Okay, it is probably not illegal and perhaps not immoral. But certainly that action is in bad taste. I could not believe it.
Table for Two, Not for ~Deb
This event happened three times in the past 10 days or so. Not just once. But I will just describe one of the three events.
I was sitting in a mall the other day, enjoying my bourbon chicken, minding my own business. Now, I will not tell you exactly where this mall is (okay, it is the Savannah Mall), but there is this place in the food court that serves this yummy bourbon chicken. I have a sneaky suspicion that the place puts some type of addictive substance in the chicken or the sauce, because it is so good. For those of you who have yet to orgasm, try this chicken. It is close, oh, so close.

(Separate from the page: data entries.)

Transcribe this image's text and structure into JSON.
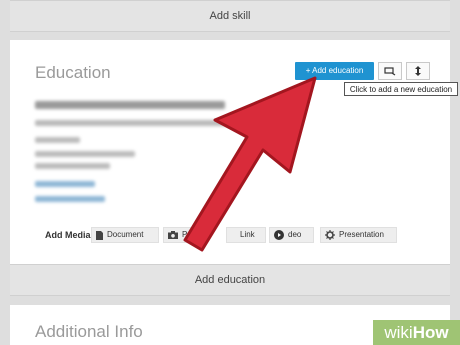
{
  "top_bar": {
    "label": "Add skill"
  },
  "education": {
    "title": "Education",
    "add_button": "+ Add education",
    "tooltip": "Click to add a new education",
    "add_media": {
      "label": "Add Media:",
      "items": [
        {
          "label": "Document",
          "icon": "document-icon"
        },
        {
          "label": "P",
          "icon": "camera-icon"
        },
        {
          "label": "Link",
          "icon": "link-icon"
        },
        {
          "label": "deo",
          "icon": "video-icon"
        },
        {
          "label": "Presentation",
          "icon": "presentation-icon"
        }
      ]
    },
    "bottom_bar": "Add education"
  },
  "additional": {
    "title": "Additional Info"
  },
  "watermark": {
    "wiki": "wiki",
    "how": "How"
  },
  "colors": {
    "primary": "#1f93d1",
    "arrow": "#d92b3a",
    "watermark": "#9fc474"
  }
}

The bourbon chicken is normally my treat for doing well in a mall. So here I am, by myself, peacefully eating my drugged chicken, and I see a mother changing her child's poop-y diaper on a nearby table. All I can think of is that others will be eating where the baby's feces was removed. Cute baby, I know, but feces on an eating surface. Enough said.
Flirting at a Gas Station
I was pumping my own gas yesterday. I don't like pumping my own gas. Truth be told, I try and get hubbie to borrow my car so he has to gas it up when he is driving it.

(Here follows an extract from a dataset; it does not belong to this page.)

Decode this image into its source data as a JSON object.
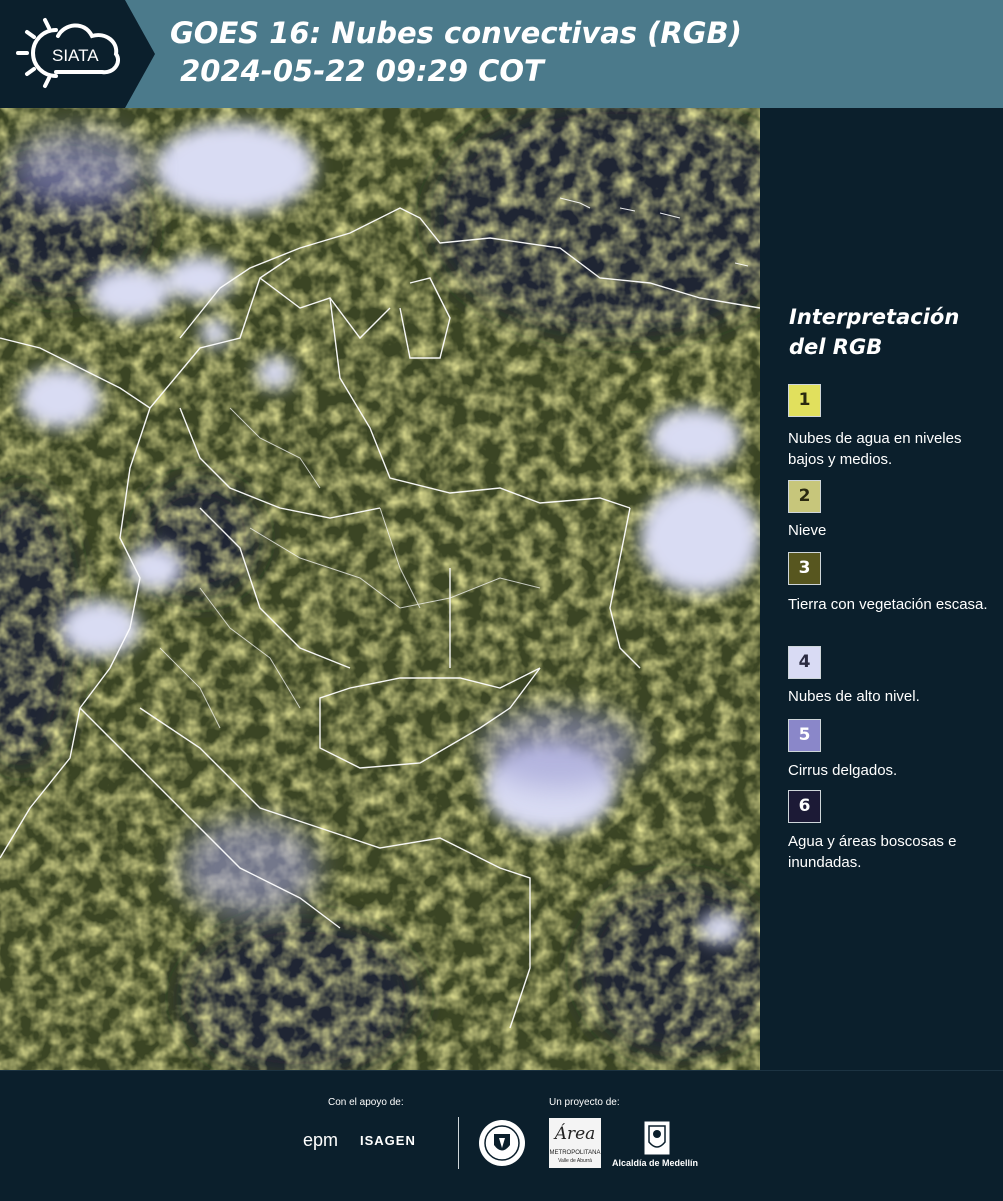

Hubbie: Did you know your car was almost out of gas when I was driving it. I was driving on fumes.
Leesa (looking helpless and cute): Oooppsie. Thanks for gassing up, sweetie.
I just don't like pumping gas. Anyway, here I was, after getting the pump going (it had one of those latches that actually worked so I did not have to stay there pumping gas), I was getting all of the trash out of my car.
So after fishing gum wrappings and such from the car, I wiggle out again and catch a young woman in the passenger side of a truck staring at me. Her eyes were hungry-looking. She was giving me the eye! Her car window was three-quarters of the way down, and she was gliding her fingers on the curved glass. She seemed to be flirting with me.
I did not know what to do. Obviously she was with someone, so I take a long way to the garbage can to peek at who was gassing the car she was sitting in, and I see a woman perhaps twice her age. Her mother, I am assuming. They looked like they were related. So this teenager, probably still in high school was checking me out. Weird.
Part of me just wants to stay in bed today. Too many weird things are happening to me.